Controversy over the location of the 2008 Summer Olympics, to be held in Beijing, China, seems to be competing with the ideals and purpose of the games.
Leaders from all over the globe are being forced to choose between supporting the outstanding athleticism exhibited by athletes on their national teams and taking a stand in promotion of human rights.
According to CNN.com, the White House recently announced that President Bush will attend the opening ceremony for the games, which begin on August 8th, 2008. Other leaders, however, will be absent.
The Olympic Games represent union and togetherness, rivaled by no other event in terms of national pride and cross-culture competition.
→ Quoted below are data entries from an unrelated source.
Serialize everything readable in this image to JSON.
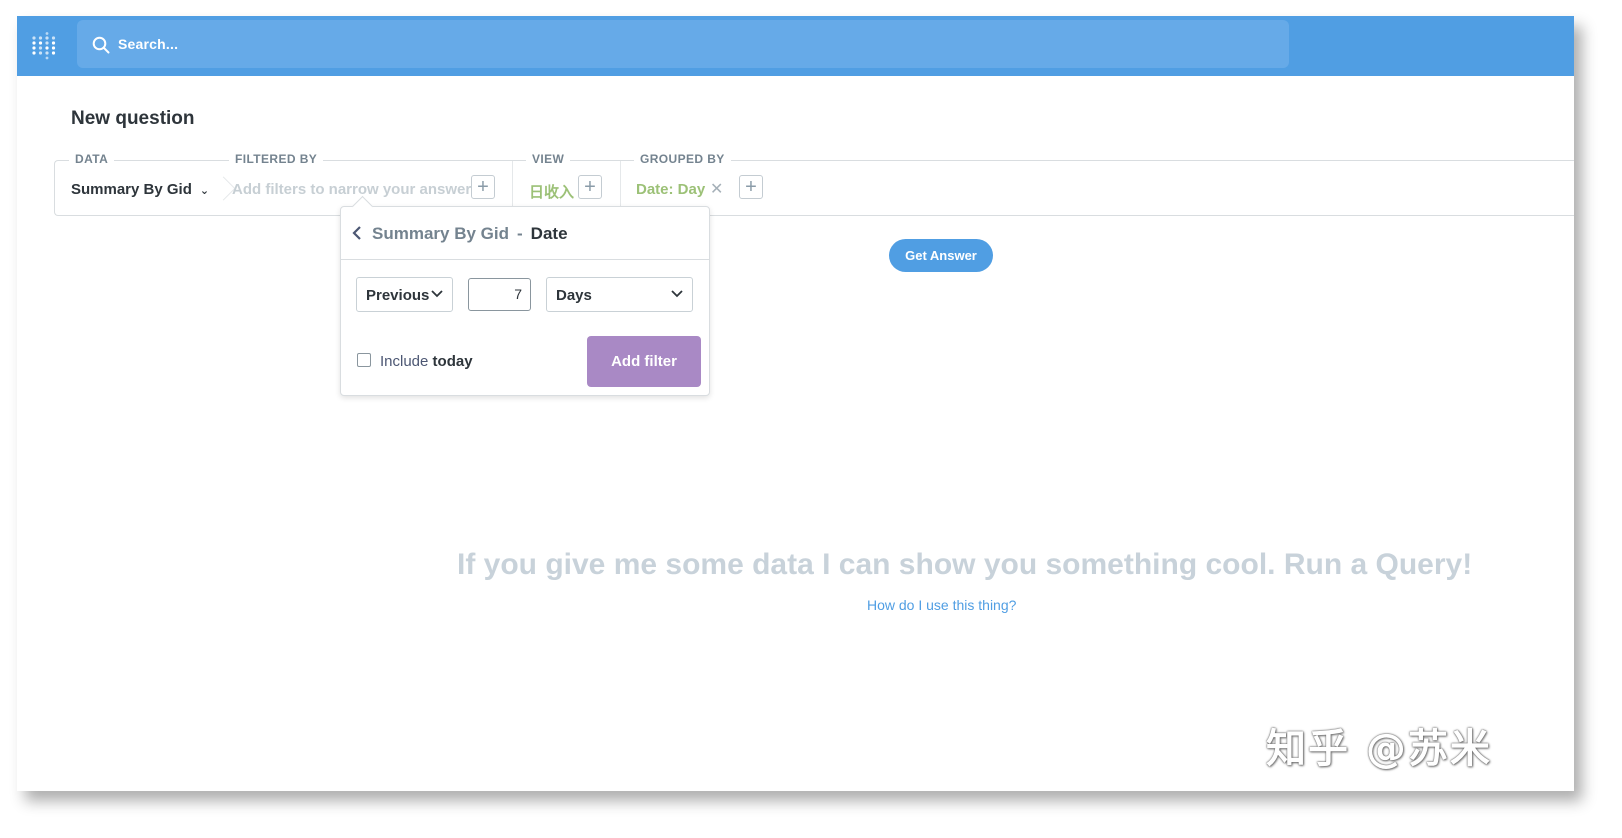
{
  "header": {
    "search_placeholder": "Search..."
  },
  "page": {
    "title": "New question"
  },
  "query_builder": {
    "data": {
      "label": "DATA",
      "value": "Summary By Gid"
    },
    "filter": {
      "label": "FILTERED BY",
      "placeholder": "Add filters to narrow your answer"
    },
    "view": {
      "label": "VIEW",
      "value": "日收入"
    },
    "group": {
      "label": "GROUPED BY",
      "value": "Date: Day"
    },
    "get_answer": "Get Answer"
  },
  "popover": {
    "table": "Summary By Gid",
    "separator": "-",
    "field": "Date",
    "operator": "Previous",
    "amount": "7",
    "unit": "Days",
    "include_prefix": "Include",
    "include_bold": "today",
    "include_checked": false,
    "add_filter": "Add filter"
  },
  "empty_state": {
    "message": "If you give me some data I can show you something cool. Run a Query!",
    "help_link": "How do I use this thing?"
  },
  "watermark": "知乎 @苏米",
  "colors": {
    "brand": "#509ee3",
    "filter_purple": "#a989c5",
    "green": "#9cc177"
  }
}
Each participating country fights for honor, power, and prestige, and weapons are not needed for victory.
Even so, the scale of the event may provide a perfect opportunity to speak out against injustices exhibited by the host country. After all, human decency should trump an athletic convention, right?
Gold medals seem trivial in comparison with the freedom of persons.
Needless to say, it is a difficult decision.
It would be nice to think that there could be a definite separation of sport and state, but certainly no line can be drawn. Politics, in the form of drug use, cheating, rule-breaking, relationships, and more filter in and become a factor of the games.
There are those who are out of the Olympics for love of humanity and those in it for love of the games. There are those who cannot decide, do not care, and do not know.
Though it is unfortunate that the games should have to be tainted by politics, the Olympics support fair play and the same concern about fairness should be applied to the political situation with Tibet.
I respect the authorities who are choosing not to attend and choosing to stand for fairness and freedom against a nation who denies both. Yet, on with the games.